Abstract

The uvsY protein plays essential roles in homologous genetic recombination processes in the bacteriophage T4. In vitro, uvsY promotes the formation of presynaptic filaments containing stoichiometric amounts of the T4 uvsX recombinase bound to single-stranded DNA. uvsY protein has intrinsic binding activities towards ssDNA, uvsX, and gp32, the T4-encoded SSB, however, it has not been directly determined which of these activities are essential for uvsY's role in presynapsis. We have therefore sought to generate altered forms of uvsY deficient in uvsX- and/or gp32-binding, in order to assess whether these specific protein-protein interactions are essential for uvsY recombination functions. Limited chymotrypsinolysis of the 16 kDa uvsY protein generates two major fragments: an 11.4 kDa fragment containing the N-terminus of uvsY, and a 4.5 kDa C-terminal fragment. We have expressed and purified the large fragment as a fusion protein containing the N-terminal 101 amino acids of uvsY. We show that this truncated uvsY species, which we call uvsY nt, retains ssDNA-binding activity, but is devoid of both uvsX- and gp32-binding activities. Like native uvsY, uvsY nt stimulates the ssDNA-dependent ATPase activity of the uvsX protein, however, the synergistic effects observed between uvsY, uvsX, and gp32 are not observed with uvsY nt.
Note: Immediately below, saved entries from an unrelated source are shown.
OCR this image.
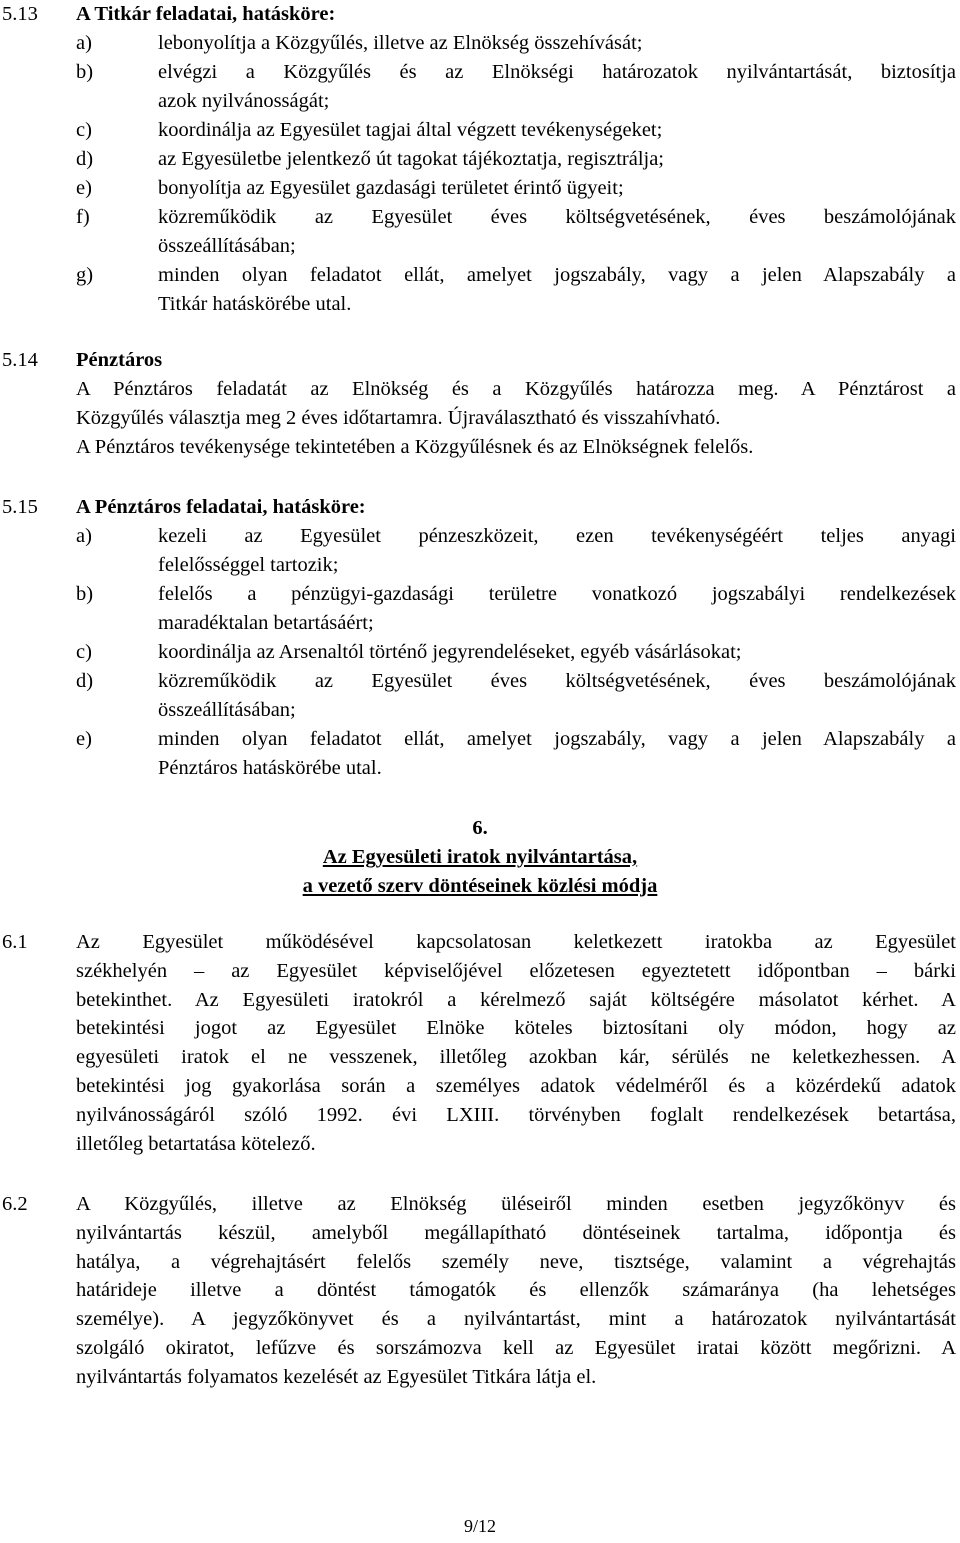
5.13 A Titkár feladatai, hatásköre:
a)	lebonyolítja a Közgyűlés, illetve az Elnökség összehívását;
b)	elvégzi a Közgyűlés és az Elnökségi határozatok nyilvántartását, biztosítja
azok nyilvánosságát;
c)	koordinálja az Egyesület tagjai által végzett tevékenységeket;
d)	az Egyesületbe jelentkező út tagokat tájékoztatja, regisztrálja;
e)	bonyolítja az Egyesület gazdasági területet érintő ügyeit;
f)	közreműködik az Egyesület éves költségvetésének, éves beszámolójának
összeállításában;
g)	minden olyan feladatot ellát, amelyet jogszabály, vagy a jelen Alapszabály a
Titkár hatáskörébe utal.
5.14 Pénztáros
A Pénztáros feladatát az Elnökség és a Közgyűlés határozza meg. A Pénztárost a
Közgyűlés választja meg 2 éves időtartamra. Újraválasztható és visszahívható.
A Pénztáros tevékenysége tekintetében a Közgyűlésnek és az Elnökségnek felelős.
5.15 A Pénztáros feladatai, hatásköre:
a)	kezeli az Egyesület pénzeszközeit, ezen tevékenységéért teljes anyagi
felelősséggel tartozik;
b)	felelős a pénzügyi-gazdasági területre vonatkozó jogszabályi rendelkezések
maradéktalan betartásáért;
c)	koordinálja az Arsenaltól történő jegyrendeléseket, egyéb vásárlásokat;
d)	közreműködik az Egyesület éves költségvetésének, éves beszámolójának
összeállításában;
e)	minden olyan feladatot ellát, amelyet jogszabály, vagy a jelen Alapszabály a
Pénztáros hatáskörébe utal.
6.
Az Egyesületi iratok nyilvántartása,
a vezető szerv döntéseinek közlési módja
6.1 Az Egyesület működésével kapcsolatosan keletkezett iratokba az Egyesület
székhelyén – az Egyesület képviselőjével előzetesen egyeztetett időpontban – bárki
betekinthet. Az Egyesületi iratokról a kérelmező saját költségére másolatot kérhet. A
betekintési jogot az Egyesület Elnöke köteles biztosítani oly módon, hogy az
egyesületi iratok el ne vesszenek, illetőleg azokban kár, sérülés ne keletkezhessen. A
betekintési jog gyakorlása során a személyes adatok védelméről és a közérdekű adatok
nyilvánosságáról szóló 1992. évi LXIII. törvényben foglalt rendelkezések betartása,
illetőleg betartatása kötelező.
6.2 A Közgyűlés, illetve az Elnökség üléseiről minden esetben jegyzőkönyv és
nyilvántartás készül, amelyből megállapítható döntéseinek tartalma, időpontja és
hatálya, a végrehajtásért felelős személy neve, tisztsége, valamint a végrehajtás
határideje illetve a döntést támogatók és ellenzők számaránya (ha lehetséges
személye). A jegyzőkönyvet és a nyilvántartást, mint a határozatok nyilvántartását
szolgáló okiratot, lefűzve és sorszámozva kell az Egyesület iratai között megőrizni. A
nyilvántartás folyamatos kezelését az Egyesület Titkára látja el.
9/12
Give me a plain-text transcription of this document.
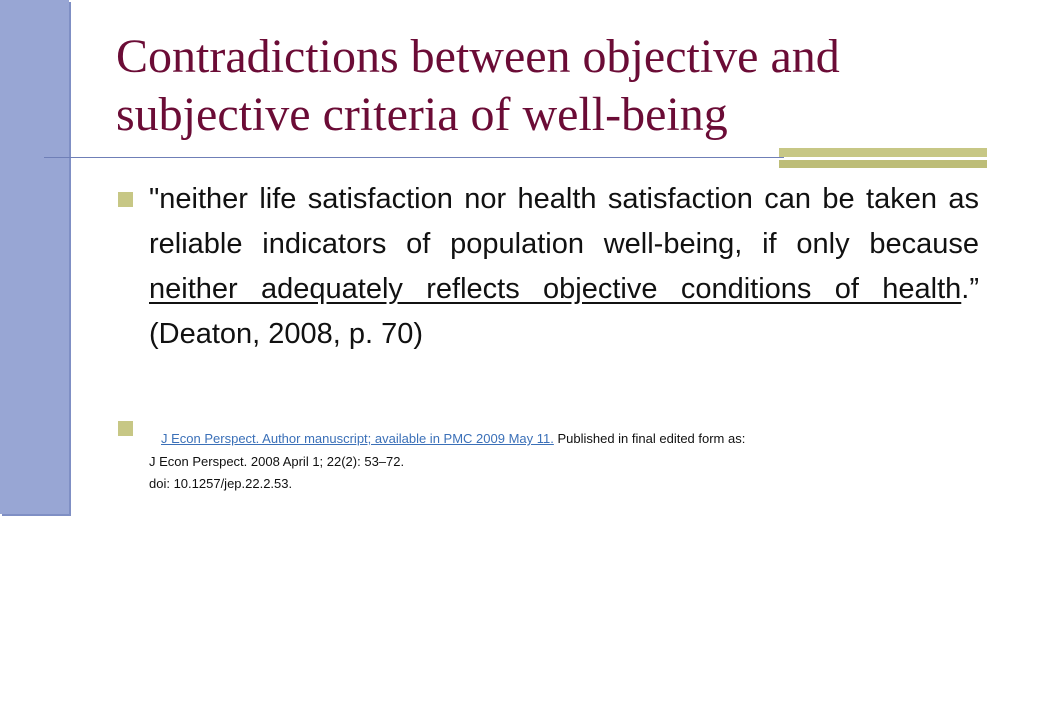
Contradictions between objective and subjective criteria of well-being

"neither life satisfaction nor health satisfaction can be taken as reliable indicators of population well-being, if only because neither adequately reflects objective conditions of health.” (Deaton, 2008, p. 70)

J Econ Perspect. Author manuscript; available in PMC 2009 May 11. Published in final edited form as:
J Econ Perspect. 2008 April 1; 22(2): 53–72.
doi: 10.1257/jep.22.2.53.
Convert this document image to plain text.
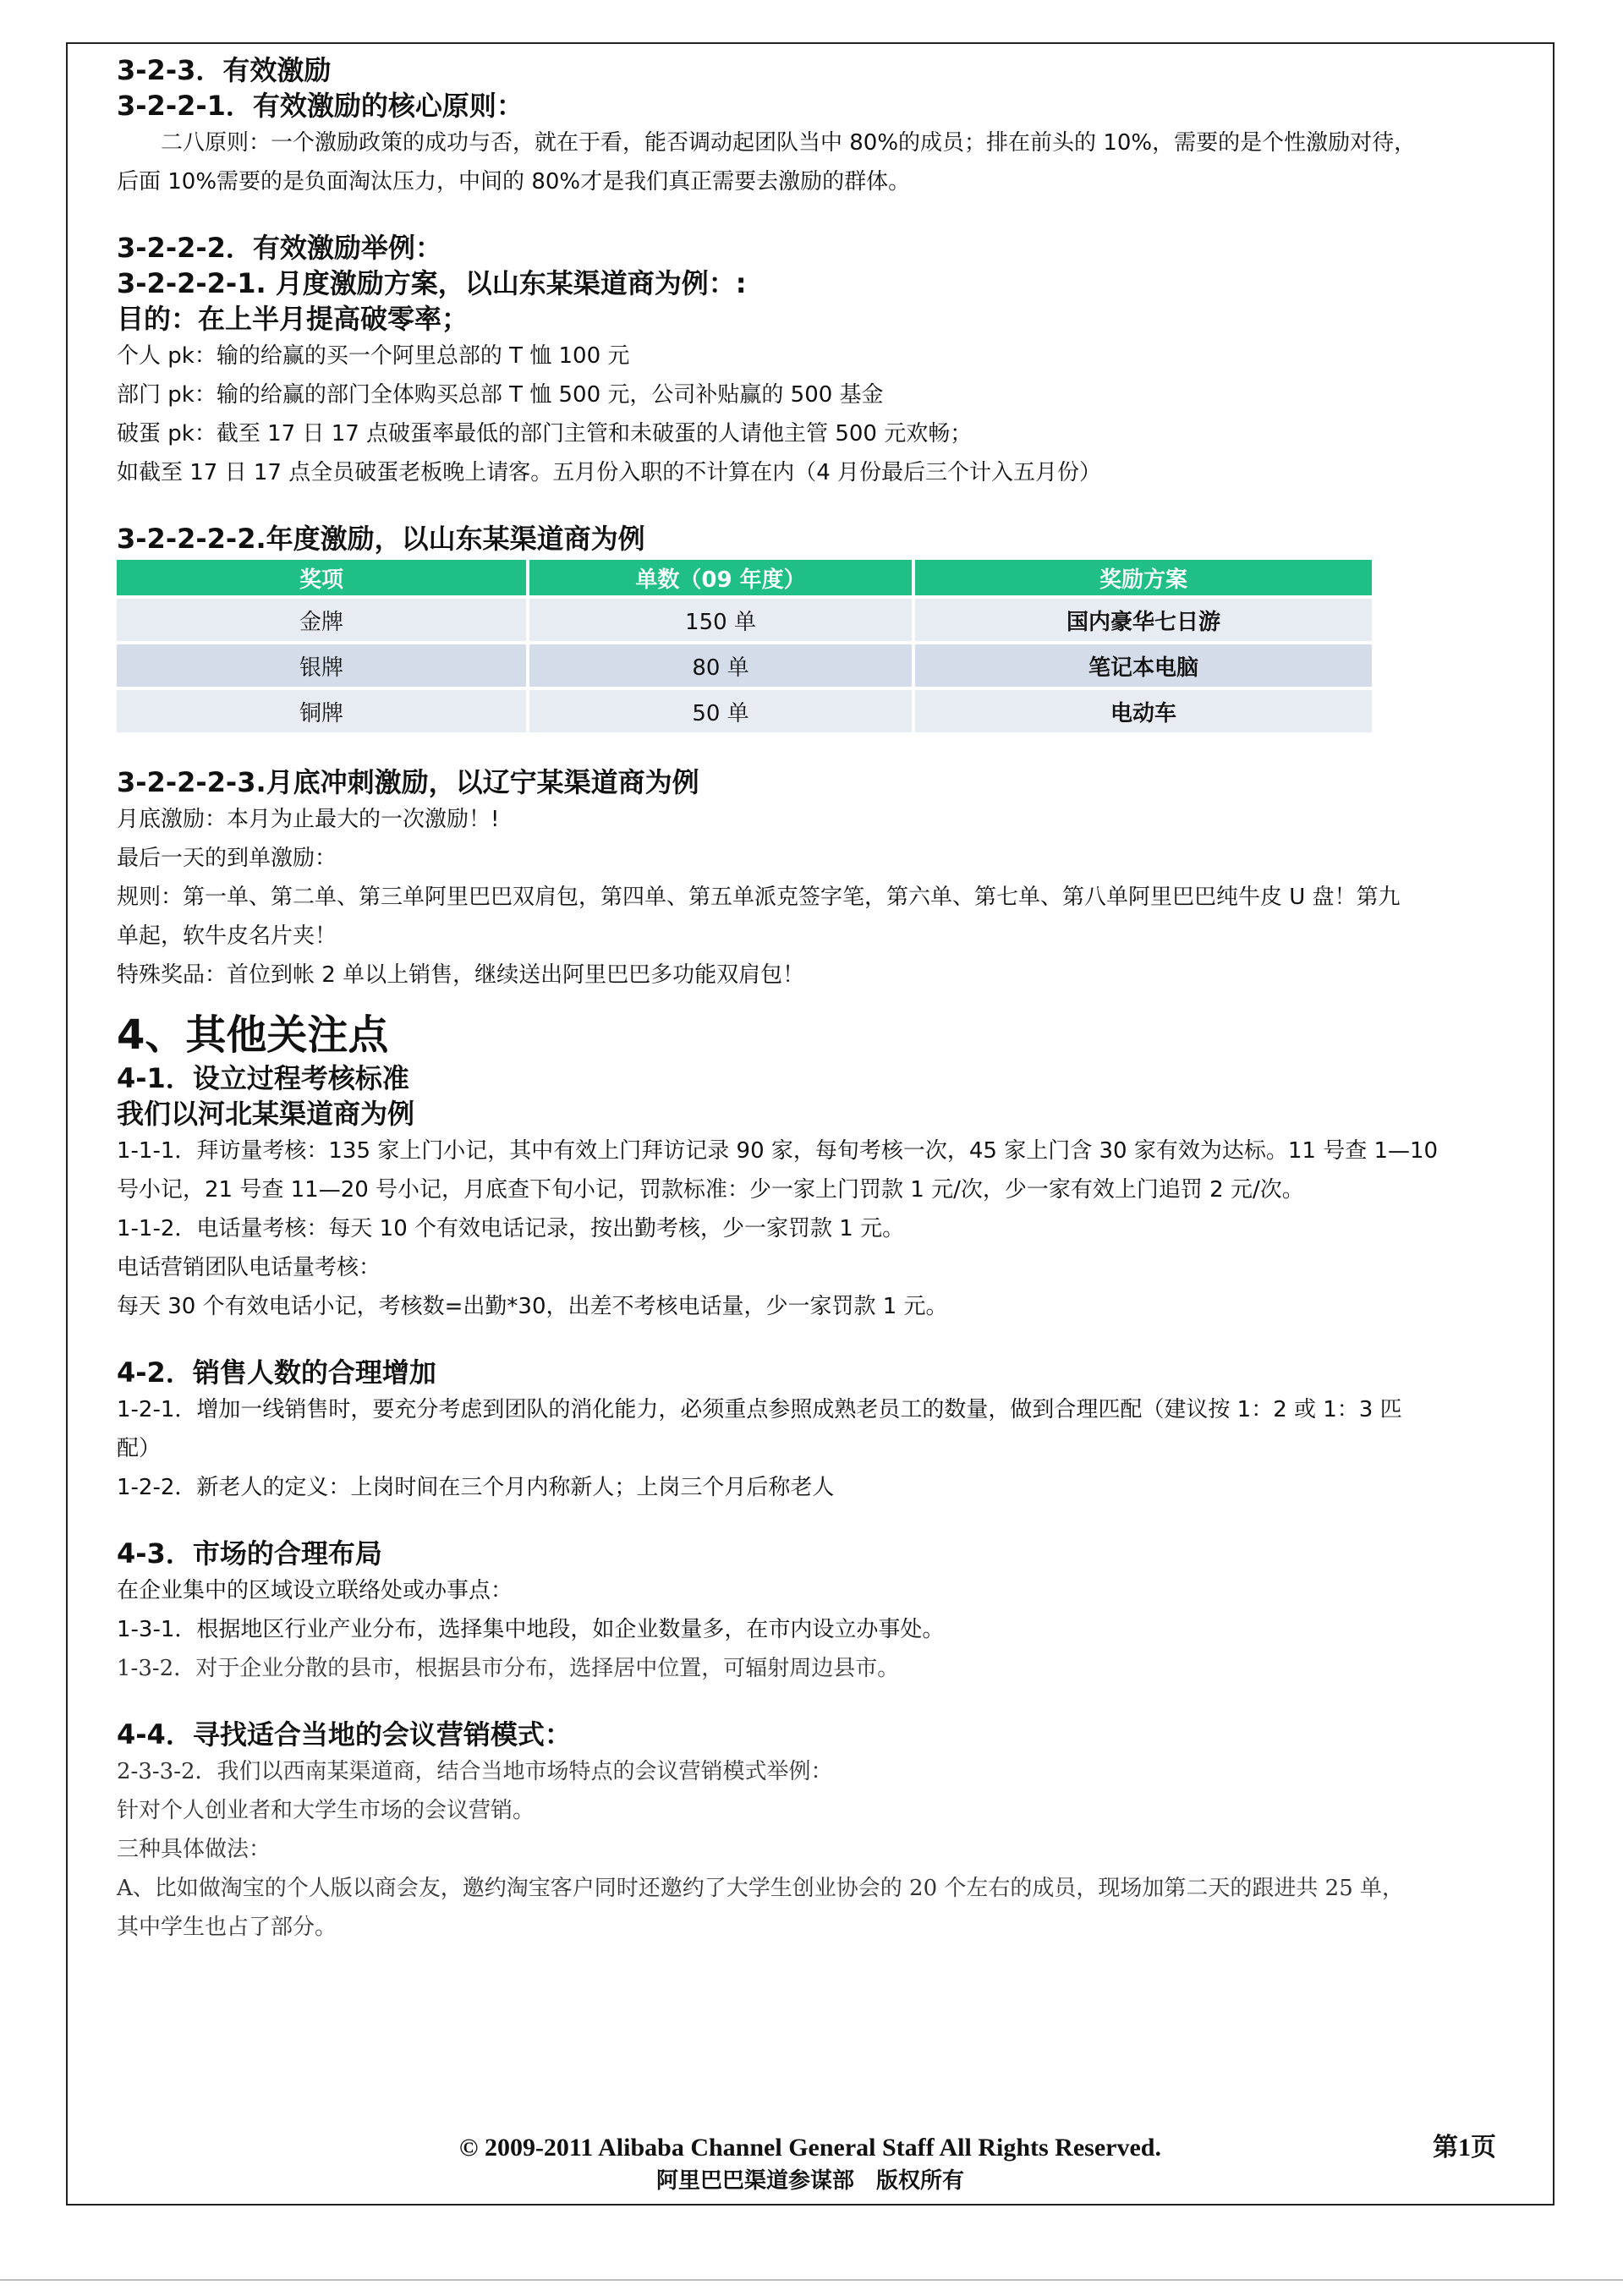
3-2-3．有效激励

3-2-2-1．有效激励的核心原则：

二八原则：一个激励政策的成功与否，就在于看，能否调动起团队当中 80%的成员；排在前头的 10%，需要的是个性激励对待，

后面 10%需要的是负面淘汰压力，中间的 80%才是我们真正需要去激励的群体。

3-2-2-2．有效激励举例：

3-2-2-2-1. 月度激励方案，以山东某渠道商为例：:

目的：在上半月提高破零率；

个人 pk：输的给赢的买一个阿里总部的 T 恤 100 元

部门 pk：输的给赢的部门全体购买总部 T 恤 500 元，公司补贴赢的 500 基金

破蛋 pk：截至 17 日 17 点破蛋率最低的部门主管和未破蛋的人请他主管 500 元欢畅；

如截至 17 日 17 点全员破蛋老板晚上请客。五月份入职的不计算在内（4 月份最后三个计入五月份）

3-2-2-2-2.年度激励，以山东某渠道商为例

奖项	单数（09 年度）	奖励方案
金牌	150 单	国内豪华七日游
银牌	80 单	笔记本电脑
铜牌	50 单	电动车

3-2-2-2-3.月底冲刺激励，以辽宁某渠道商为例

月底激励：本月为止最大的一次激励！!

最后一天的到单激励：

规则：第一单、第二单、第三单阿里巴巴双肩包，第四单、第五单派克签字笔，第六单、第七单、第八单阿里巴巴纯牛皮 U 盘！第九

单起，软牛皮名片夹！

特殊奖品：首位到帐 2 单以上销售，继续送出阿里巴巴多功能双肩包！

4、其他关注点

4-1．设立过程考核标准

我们以河北某渠道商为例

1-1-1．拜访量考核：135 家上门小记，其中有效上门拜访记录 90 家，每旬考核一次，45 家上门含 30 家有效为达标。11 号查 1—10

号小记，21 号查 11—20 号小记，月底查下旬小记，罚款标准：少一家上门罚款 1 元/次，少一家有效上门追罚 2 元/次。

1-1-2．电话量考核：每天 10 个有效电话记录，按出勤考核，少一家罚款 1 元。

电话营销团队电话量考核：

每天 30 个有效电话小记，考核数=出勤*30，出差不考核电话量，少一家罚款 1 元。

4-2．销售人数的合理增加

1-2-1．增加一线销售时，要充分考虑到团队的消化能力，必须重点参照成熟老员工的数量，做到合理匹配（建议按 1：2 或 1：3 匹

配）

1-2-2．新老人的定义：上岗时间在三个月内称新人；上岗三个月后称老人

4-3．市场的合理布局

在企业集中的区域设立联络处或办事点：

1-3-1．根据地区行业产业分布，选择集中地段，如企业数量多，在市内设立办事处。

1-3-2．对于企业分散的县市，根据县市分布，选择居中位置，可辐射周边县市。

4-4．寻找适合当地的会议营销模式：

2-3-3-2．我们以西南某渠道商，结合当地市场特点的会议营销模式举例：

针对个人创业者和大学生市场的会议营销。

三种具体做法：

A、比如做淘宝的个人版以商会友，邀约淘宝客户同时还邀约了大学生创业协会的 20 个左右的成员，现场加第二天的跟进共 25 单，

其中学生也占了部分。

© 2009-2011 Alibaba Channel General Staff All Rights Reserved.
阿里巴巴渠道参谋部　版权所有
第1页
In addition, uvsY nt weakly stimulates uvsX-catalyzed DNA strand exchange reactions. The latter result is surprising since it suggests that specific interactions with uvsX and/or gp32 are not absolutely essential for uvsY recombination functions. Taken together, the data are consistent with a model in which uvsY-ssDNA interactions alone are capable of promoting the assembly of functional uvsX-ssDNA complexes, while uvsY-protein interactions stabilize uvsX-ssDNA complexes.